What Bush didn’t say in his speech
Thulasi Srikanthan
The president’s ‘new way forward’ is designed to pass the stigma of defeat to his successor
January 11, 2007
David OliveIn the latest of his high crimes and misdemeanours, U.S. President George W. Bush gave false hope last night to Americans and the world that stability can be achieved in Iraq and the Middle East using the same methods that have repeatedly failed in the past.
The “new way forward” Bush unveiled in a nationally televised speech calls for a further escalation of U.S. troops in Iraq, when three previous troop “surges” have made no difference. Bush again is installing new generals, describing their skills in the same glowing terms he used in announcing previous changes of command.
Demanding “patience, sacrifice and resolve” from the American people in the year ahead, Bush vowed the U.S. will rededicate itself to rebuilding Iraq’s infrastructure. Similar pledges in the past have been thwarted by an Iraq insurgency a fraction of the size it is today.
And the president will ask for yet another massive appropriation of Iraq-war funding from the U.S. Congress, funds to be administered by the same bureaucracy in Washington and Baghdad that has overseen the squandering of billions of dollars through corruption and mismanagement.
Once again, Bush promised to apply pressure on the Nouri al-Maliki government in Baghdad to take on more of the job of running Iraq, and especially to end the bloodbath of sectarian violence.
That is a fantasy.
Al-Maliki’s own party is a proxy for the Shia leadership in Tehran. When not turning a blind eye to the majority Shiites’ low-grade campaign of ethnic cleansing against the minority Sunnis, al-Maliki has fed that conflict, most recently with his government’s botched execution of Saddam Hussein. One could not ask for a less effective ally in bringing tranquility to Iraq.

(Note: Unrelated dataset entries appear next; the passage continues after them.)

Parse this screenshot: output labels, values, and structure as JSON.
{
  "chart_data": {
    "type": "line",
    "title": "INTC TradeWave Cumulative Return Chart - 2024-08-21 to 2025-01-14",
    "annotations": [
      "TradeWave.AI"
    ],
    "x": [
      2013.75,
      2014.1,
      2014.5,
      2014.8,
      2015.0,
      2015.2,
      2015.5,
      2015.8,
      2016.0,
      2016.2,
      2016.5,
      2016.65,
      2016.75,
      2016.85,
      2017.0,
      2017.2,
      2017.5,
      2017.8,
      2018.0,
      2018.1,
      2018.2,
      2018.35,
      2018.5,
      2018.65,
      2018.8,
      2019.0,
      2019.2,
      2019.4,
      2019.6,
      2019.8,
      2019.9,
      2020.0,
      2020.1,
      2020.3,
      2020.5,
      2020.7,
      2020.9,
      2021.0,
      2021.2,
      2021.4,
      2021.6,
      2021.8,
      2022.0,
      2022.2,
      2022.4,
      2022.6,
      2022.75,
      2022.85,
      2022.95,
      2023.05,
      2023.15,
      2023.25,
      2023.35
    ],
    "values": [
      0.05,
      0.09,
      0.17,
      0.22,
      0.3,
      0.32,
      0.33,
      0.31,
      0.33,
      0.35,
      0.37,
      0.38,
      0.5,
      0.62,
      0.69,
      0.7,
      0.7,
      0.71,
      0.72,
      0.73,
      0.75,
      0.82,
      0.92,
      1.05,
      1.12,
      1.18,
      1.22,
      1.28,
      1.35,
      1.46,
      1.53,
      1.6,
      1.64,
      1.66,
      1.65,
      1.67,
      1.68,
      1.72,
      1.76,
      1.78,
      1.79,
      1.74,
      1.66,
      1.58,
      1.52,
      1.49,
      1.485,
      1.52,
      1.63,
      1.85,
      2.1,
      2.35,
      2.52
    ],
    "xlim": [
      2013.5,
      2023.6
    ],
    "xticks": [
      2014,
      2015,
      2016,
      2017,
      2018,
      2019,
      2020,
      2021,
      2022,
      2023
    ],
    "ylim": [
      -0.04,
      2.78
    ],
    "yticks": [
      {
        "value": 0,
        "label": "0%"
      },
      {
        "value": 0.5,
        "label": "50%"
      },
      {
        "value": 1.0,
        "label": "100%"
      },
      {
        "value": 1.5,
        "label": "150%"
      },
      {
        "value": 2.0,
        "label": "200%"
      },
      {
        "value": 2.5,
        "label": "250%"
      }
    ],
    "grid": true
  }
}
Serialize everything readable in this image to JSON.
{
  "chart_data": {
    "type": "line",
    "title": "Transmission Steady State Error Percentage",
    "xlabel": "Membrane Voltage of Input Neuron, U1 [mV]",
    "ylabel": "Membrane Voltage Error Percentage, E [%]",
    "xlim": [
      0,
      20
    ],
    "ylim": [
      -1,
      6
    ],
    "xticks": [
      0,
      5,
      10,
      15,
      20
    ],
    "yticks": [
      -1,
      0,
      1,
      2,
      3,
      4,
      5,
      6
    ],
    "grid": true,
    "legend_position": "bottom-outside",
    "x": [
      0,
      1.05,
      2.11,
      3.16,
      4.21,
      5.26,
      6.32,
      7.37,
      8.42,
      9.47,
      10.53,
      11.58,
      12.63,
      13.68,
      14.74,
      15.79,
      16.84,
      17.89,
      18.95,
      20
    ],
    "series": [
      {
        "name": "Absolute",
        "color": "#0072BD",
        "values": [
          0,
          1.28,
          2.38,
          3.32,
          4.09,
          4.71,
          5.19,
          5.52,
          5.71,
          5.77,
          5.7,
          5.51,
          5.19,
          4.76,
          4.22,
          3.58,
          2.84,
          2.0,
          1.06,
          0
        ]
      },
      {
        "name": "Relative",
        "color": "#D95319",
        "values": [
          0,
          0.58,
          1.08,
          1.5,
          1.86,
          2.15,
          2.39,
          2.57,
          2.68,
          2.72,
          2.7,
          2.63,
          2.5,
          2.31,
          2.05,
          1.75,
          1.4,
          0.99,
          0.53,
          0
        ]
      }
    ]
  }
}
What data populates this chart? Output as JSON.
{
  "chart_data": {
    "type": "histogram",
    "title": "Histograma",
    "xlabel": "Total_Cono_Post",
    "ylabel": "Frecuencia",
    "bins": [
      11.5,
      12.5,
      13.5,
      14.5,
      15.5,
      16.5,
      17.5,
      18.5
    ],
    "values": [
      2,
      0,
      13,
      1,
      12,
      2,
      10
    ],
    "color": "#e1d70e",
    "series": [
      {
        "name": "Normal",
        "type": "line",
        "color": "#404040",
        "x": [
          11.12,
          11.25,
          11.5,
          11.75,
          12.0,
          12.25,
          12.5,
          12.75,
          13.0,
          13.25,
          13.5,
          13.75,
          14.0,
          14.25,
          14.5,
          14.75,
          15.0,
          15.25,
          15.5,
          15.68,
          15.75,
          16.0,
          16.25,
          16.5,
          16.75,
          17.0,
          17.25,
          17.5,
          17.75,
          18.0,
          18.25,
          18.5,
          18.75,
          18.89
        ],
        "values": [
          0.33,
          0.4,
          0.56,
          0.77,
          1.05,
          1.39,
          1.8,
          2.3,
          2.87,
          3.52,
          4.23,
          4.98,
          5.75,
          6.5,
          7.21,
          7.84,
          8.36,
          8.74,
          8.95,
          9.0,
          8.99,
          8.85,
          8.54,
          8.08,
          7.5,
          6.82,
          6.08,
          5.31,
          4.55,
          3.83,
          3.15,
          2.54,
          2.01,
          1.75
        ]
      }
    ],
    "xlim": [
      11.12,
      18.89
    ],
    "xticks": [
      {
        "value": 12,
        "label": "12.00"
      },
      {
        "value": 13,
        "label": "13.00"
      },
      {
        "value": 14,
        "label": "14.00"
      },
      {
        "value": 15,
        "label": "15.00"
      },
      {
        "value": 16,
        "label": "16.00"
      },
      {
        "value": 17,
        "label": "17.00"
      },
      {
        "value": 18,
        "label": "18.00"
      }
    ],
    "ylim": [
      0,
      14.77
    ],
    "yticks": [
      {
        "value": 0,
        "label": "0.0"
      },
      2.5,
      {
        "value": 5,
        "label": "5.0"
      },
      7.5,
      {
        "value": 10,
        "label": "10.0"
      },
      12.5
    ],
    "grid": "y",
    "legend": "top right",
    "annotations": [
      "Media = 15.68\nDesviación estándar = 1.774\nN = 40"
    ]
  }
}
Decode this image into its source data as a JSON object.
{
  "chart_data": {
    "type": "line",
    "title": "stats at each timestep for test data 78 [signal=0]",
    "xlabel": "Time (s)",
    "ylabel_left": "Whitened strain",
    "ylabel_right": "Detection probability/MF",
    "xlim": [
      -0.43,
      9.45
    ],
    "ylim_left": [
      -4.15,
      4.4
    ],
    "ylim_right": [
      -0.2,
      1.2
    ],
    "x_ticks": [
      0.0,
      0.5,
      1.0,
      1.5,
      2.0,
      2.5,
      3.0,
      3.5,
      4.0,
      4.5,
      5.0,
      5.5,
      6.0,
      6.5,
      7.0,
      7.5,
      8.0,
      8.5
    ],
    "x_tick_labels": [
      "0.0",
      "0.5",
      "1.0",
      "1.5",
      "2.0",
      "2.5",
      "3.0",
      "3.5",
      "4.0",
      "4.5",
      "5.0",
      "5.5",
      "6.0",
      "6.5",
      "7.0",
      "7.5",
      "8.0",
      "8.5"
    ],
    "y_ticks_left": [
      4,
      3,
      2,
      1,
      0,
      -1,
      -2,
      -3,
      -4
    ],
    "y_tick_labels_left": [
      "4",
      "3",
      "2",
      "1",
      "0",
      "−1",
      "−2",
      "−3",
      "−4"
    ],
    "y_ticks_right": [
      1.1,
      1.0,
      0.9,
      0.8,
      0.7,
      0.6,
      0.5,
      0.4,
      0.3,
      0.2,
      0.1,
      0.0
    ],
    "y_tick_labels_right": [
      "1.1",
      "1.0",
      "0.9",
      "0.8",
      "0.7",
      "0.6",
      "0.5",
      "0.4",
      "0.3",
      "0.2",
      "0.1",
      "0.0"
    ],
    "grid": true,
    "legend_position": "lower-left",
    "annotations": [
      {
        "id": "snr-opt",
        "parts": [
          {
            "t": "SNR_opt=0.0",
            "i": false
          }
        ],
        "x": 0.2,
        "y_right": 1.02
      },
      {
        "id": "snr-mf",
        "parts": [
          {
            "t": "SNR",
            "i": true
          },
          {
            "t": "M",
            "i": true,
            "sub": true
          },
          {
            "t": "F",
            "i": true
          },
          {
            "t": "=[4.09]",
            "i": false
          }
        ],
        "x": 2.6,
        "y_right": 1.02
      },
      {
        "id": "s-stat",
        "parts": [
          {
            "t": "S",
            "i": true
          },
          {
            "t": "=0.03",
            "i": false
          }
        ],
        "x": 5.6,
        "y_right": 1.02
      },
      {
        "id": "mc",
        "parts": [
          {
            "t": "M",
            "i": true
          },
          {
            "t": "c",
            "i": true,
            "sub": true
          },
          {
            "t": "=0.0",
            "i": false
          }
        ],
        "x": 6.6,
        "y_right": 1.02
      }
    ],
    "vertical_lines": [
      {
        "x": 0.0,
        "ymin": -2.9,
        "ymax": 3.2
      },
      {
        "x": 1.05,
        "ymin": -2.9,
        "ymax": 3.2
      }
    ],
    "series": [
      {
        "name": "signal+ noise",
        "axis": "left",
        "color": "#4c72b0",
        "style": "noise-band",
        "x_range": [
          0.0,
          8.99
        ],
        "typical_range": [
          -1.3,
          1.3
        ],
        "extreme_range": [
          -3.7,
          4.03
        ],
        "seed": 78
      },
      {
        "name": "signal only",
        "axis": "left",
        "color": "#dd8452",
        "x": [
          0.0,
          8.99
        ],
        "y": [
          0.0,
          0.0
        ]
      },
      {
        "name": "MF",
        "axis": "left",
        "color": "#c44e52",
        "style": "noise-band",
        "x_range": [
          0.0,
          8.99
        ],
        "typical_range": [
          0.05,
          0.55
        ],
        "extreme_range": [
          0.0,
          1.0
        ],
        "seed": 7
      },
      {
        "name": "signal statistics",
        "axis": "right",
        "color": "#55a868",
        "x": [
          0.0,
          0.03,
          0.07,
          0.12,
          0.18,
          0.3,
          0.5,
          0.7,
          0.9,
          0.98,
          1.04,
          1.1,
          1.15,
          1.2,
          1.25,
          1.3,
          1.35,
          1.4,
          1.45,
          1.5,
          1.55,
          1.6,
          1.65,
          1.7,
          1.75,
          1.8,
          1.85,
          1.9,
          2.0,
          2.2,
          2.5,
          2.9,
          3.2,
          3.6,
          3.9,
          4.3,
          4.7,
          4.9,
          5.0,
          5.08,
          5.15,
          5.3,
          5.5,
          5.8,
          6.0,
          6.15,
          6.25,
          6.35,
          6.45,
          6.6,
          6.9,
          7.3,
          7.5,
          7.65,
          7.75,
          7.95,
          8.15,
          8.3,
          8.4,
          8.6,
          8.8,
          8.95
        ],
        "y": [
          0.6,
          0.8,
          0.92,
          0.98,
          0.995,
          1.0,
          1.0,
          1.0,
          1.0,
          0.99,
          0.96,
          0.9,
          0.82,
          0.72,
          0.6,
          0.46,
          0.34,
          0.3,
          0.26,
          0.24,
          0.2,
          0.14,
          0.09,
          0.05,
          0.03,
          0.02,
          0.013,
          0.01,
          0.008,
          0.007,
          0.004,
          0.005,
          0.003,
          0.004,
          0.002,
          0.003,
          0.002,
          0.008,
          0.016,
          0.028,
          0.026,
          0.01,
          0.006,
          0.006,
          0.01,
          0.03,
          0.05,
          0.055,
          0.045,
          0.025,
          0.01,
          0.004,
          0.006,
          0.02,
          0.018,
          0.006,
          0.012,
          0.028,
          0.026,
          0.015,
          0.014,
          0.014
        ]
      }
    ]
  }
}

More important is what Bush did not say last night.
The president withheld from Americans that the United States is losing the war Bush launched almost four years ago.
And that Iraq has descended from a quagmire to a civil war, in which 132,000 U.S. military personnel are preoccupied with not getting themselves killed in the sectarian crossfire.
And that the Iraqi middle class – the last hope for Iraq to rebuild itself – has long ago departed into self-exile.
That “the hell that is now Iraq” (as Saddam said from the gallows) threatens to spill over Iraq’s borders into a regional conflagration.
That Saudi Arabia, Egypt, Jordan, Syria and Turkey have been warning the White House for months that they are preparing to take up arms to protect their fellow ethnic Sunnis in Iraq, by invading Iraq themselves if necessary.
That Washington think-tanks and Bush’s own administration are girding for a “nightmare scenario” – in which the Saudis try to militarily reinforce their fellow ethnic Sunnis in Iraq to stave off their extermination and Iran steps up its military aid to the Shiites in hopes of setting up a puppet Shia regime in south and central Iraq to gain control of the southern Iraqi oilfields. A strengthened Iran is a scenario the otherwise Sunni-dominated region seeks at all costs to avoid.
Even Turkey, one of America’s most reliable allies in the region, has amassed troops to invade Iraq from the north to squelch the ambitions of Iraqi Kurds seeking to create a “greater Kurdistan” that unites ethnic Kurds in Iraq, southern Turkey and northern Iran, and also to protect Iraq’s Turkmen community.
That is the Pandora’s Box that Bush so unwisely pried open in March 2003.